Iraqi VP: US, Iraq Won't Reach Accord on Troops This Year
BAGHDAD - Time's running out for reaching a security agreement with the U.S., and an accord is unlikely before the end of this year, Iraq's Sunni Muslim vice president said Monday.
The United Nations mandate that authorizes the U.S. military presence in Iraq will expire on Dec. 31 and without a so-called status of forces agreement, it's questionable whether the U.S. will have a legitimate right to maintain its troops in Iraq, Vice President Tariq al Hashimi told McClatchy.
Hashimi also expressed strong concern that the improved security situation in Iraq could deteriorate just as the U.N. mandate runs out.
Hashimi's statement on the agreement contradicted more upbeat comments from Deputy Secretary of State John Negroponte during a recent visit to Iraq and from Iraqi foreign minister Hoshyar Zebari, who's said that a deal is close.
Prime Minister Nouri al Maliki said in an interview with the London Times newspaper Monday that if there was no agreement and no renewal of the U.N. mandate, "the U.S. forces will be confined to their bases and have to withdraw from Iraq." But he added that "a sudden withdrawal may harm security."
Susan Ziadeh, a U.S. Embassy spokeswoman, said the talks are still under way. "Both sides are working hard to come to an agreement, and we should leave the discussions to those who are negotiating," she said.
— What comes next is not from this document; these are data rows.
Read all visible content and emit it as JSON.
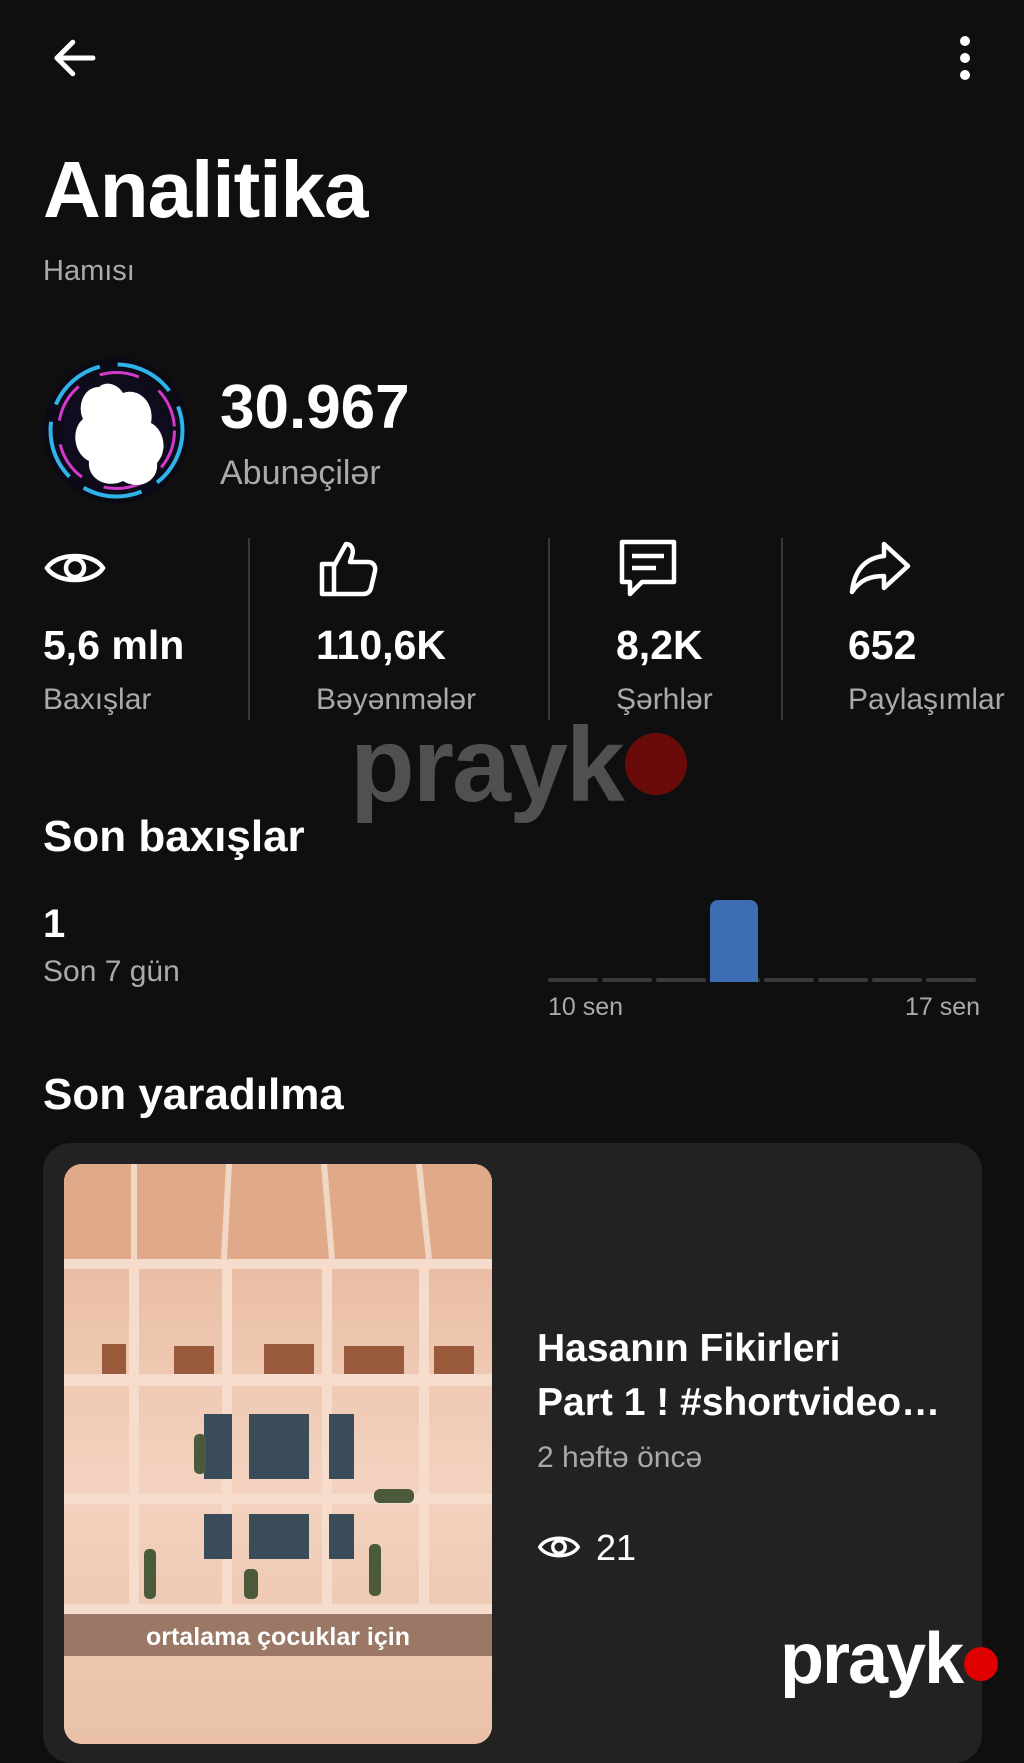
{
  "header": {
    "back_icon": "arrow-left-icon",
    "more_icon": "more-vertical-icon",
    "title": "Analitika",
    "subtitle": "Hamısı"
  },
  "channel": {
    "subscriber_count": "30.967",
    "subscriber_label": "Abunəçilər"
  },
  "stats": [
    {
      "icon": "eye-icon",
      "value": "5,6 mln",
      "label": "Baxışlar"
    },
    {
      "icon": "thumbs-up-icon",
      "value": "110,6K",
      "label": "Bəyənmələr"
    },
    {
      "icon": "comment-icon",
      "value": "8,2K",
      "label": "Şərhlər"
    },
    {
      "icon": "share-icon",
      "value": "652",
      "label": "Paylaşımlar"
    }
  ],
  "watermark": {
    "text": "prayk"
  },
  "recent_views": {
    "title": "Son baxışlar",
    "value": "1",
    "period_label": "Son 7 gün",
    "accent_color": "#3d6eb4"
  },
  "chart_data": {
    "type": "bar",
    "categories": [
      "10 sen",
      "",
      "",
      "",
      "",
      "",
      "",
      "17 sen"
    ],
    "values": [
      0,
      0,
      0,
      1,
      0,
      0,
      0,
      0
    ],
    "tick_labels": [
      "10 sen",
      "17 sen"
    ],
    "ylim": [
      0,
      1
    ],
    "grid": false
  },
  "recent_creation": {
    "title": "Son yaradılma",
    "video": {
      "title_line1": "Hasanın Fikirleri",
      "title_line2": "Part 1 ! #shortvideo…",
      "thumbnail_caption": "ortalama çocuklar için",
      "time_ago": "2 həftə öncə",
      "views": "21",
      "views_icon": "eye-icon"
    }
  }
}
However, Hashimi said that even if the two negotiating teams can agree on a final text, the draft must then win the approval of Iraq's cabinet, a special political council for national security and the parliament. "I'm not sure that the time we have left is enough for all of these organizations to study it, revise it and agree on the text," he said.
The main point of contention is jurisdiction. Maliki has been pressing for jurisdiction to prosecute U.S. troops when they aren't on their bases, which the U.S. has so far refused to permit.
"The impression of the Iraqi people is that American troops from time to time exaggerate their reactions, use excessive force and irresponsible behavior," Hashimi said. "We would like to put an end to that. When this happens in the future there must be prosecution of those who are exceeding the limit of the authorities given to them."
The U.S. government has said that the mandate must be renewed if no agreement is reached, or U.S. forces will withdraw, Hashimi said. But it takes time to pull out more 130,000 troops, presenting a new problem about who'd have jurisdiction during a technically illegal occupation.
Hashimi also warned that the security situation could worsen by the end if 2008, due to upcoming provincial elections and an unsure future for a U.S. sponsored mostly Sunni paramilitary groups
Among the signs of increased violence is that al Qaida in Iraq, whose attacks dropped over the past year, is growing stronger as frustrations in the Sunni community fester, he said. That's mostly due to the Iraqi government's reluctance to absorb the more than 100,000-strong U.S. sponsored mostly Sunni paramilitary into government jobs and the Iraqi Security Forces, he said.
Senior officials in the Shiite-led government seem to have a sectarian agenda as they deal with the embattled Sons of Iraq or Awakening councils, mostly former Sunni insurgents that are or were being paid by the U.S. military, with a sectarian agenda, he said. If it fails, sectarian violence will once again envelop Iraq.
"People are not tolerating that the Iraqi government is not rewarding those groups," he said. "In fact, after all the sacrifices they have suffered, this is a really risky and highly dangerous attitude," he said.
There was a slight uptick in violence in September, and assassinations seem to be on the rise with weapons equipped with silencers and magnetic bombs attached to people's cars.
Hashimi cited violence in Mosul and a perceived targeting of Sunnis by Shiite-dominated security forces in Diyala and Basra as signs of changes for the worse. His party members in the southern city of Basra were being detained based on testimony by secret witnesses, and the judiciary system was sectarian, he said.
"We expect it will be a tough election this time," he said. "We do have a problem. Iraq is not going to survive if we don't get rid of sectarian behavior."
If the agreement between the two nations isn't completed by the end of the year and Iraq doesn't request a renewal of the mandate, Iraq may be faced with a hasty withdrawal of American troops.
"I have a lot of concern about the future," he said.